Os bilhetes do passageiro e de seus familiares haviam sido regularmente adquiridos para uma viagem de Rio Verde (GO) a Teresina (PI), com conexões em Guarulhos (SP) e Brasília (DF). Durante a conexão em Guarulhos, a família permaneceu por mais de seis horas no aeroporto aguardando uma solução das empresas, até que fossem providenciadas hospedagem e remarcação do voo para o dia seguinte.
A demora e a alteração da rotina agravaram o estado emocional do passageiro, que foi representado pelo pai na ação. Após a chegada ao destino, as bagagens de todos os familiares também foram extraviadas e somente devolvidas quatro dias depois. Durante esse período, eles precisaram adquirir itens essenciais e utilizar roupas emprestadas.
Na sentença, o juiz considerou comprovados o dano e o nexo causal entre a falha das empresas na prestação do serviço e os prejuízos de ordem moral suportados pelo passageiro. Segundo o magistrado, as empresas respondem objetivamente pelos danos decorrentes da falha na prestação do serviço.
As empresas pediram a improcedência da ação e impugnaram a gratuidade da justiça concedida ao autor, sob o argumento de que a realização de uma viagem aérea demonstraria capacidade financeira.

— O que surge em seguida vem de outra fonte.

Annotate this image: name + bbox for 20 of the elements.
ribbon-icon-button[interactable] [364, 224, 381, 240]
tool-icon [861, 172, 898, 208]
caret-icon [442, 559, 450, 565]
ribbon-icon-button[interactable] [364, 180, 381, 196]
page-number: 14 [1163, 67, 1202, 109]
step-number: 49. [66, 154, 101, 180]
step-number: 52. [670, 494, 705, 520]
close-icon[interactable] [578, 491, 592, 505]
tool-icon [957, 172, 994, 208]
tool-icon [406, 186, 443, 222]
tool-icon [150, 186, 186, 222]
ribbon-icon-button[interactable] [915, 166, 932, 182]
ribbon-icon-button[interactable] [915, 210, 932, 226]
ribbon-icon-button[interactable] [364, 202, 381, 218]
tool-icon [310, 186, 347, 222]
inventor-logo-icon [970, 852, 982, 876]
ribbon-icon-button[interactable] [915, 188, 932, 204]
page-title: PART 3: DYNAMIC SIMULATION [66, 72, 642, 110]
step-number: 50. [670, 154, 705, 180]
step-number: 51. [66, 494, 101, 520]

O juiz rejeitou a alegação, por considerar que a viagem, por si só, não comprova condições de arcar com as despesas processuais.
Condição especial
O magistrado destacou que pessoas com TEA podem apresentar hipersensibilidade sensorial e dificuldades diante de mudanças abruptas na rotina. Segundo ele, a espera prolongada em um ambiente movimentado e ruidoso como um aeroporto pode ser especialmente estressante e desgastante.
Em sua sentença, citou a Lei nº 12.764/2012, conhecida como Lei Berenice Piana, e o Estatuto da Pessoa com Deficiência (Lei nº 13.146/2015), que asseguram direitos às pessoas com TEA. Também considerou a ausência de assistência material adequada durante a espera, incluindo alimentação e acomodação, conforme previsto no artigo 27 da Resolução nº 400 da Anac.
“A companhia aérea, ao ser informada ou ciente da condição especial do passageiro, deveria ter agido com diligência redobrada para minimizar os transtornos, o que não ocorreu”, afirmou o juiz. Para ele, não foi apresentada justificativa capaz de afastar a responsabilidade das empresas ou descaracterizar a gravidade da situação enfrentada pelo autor.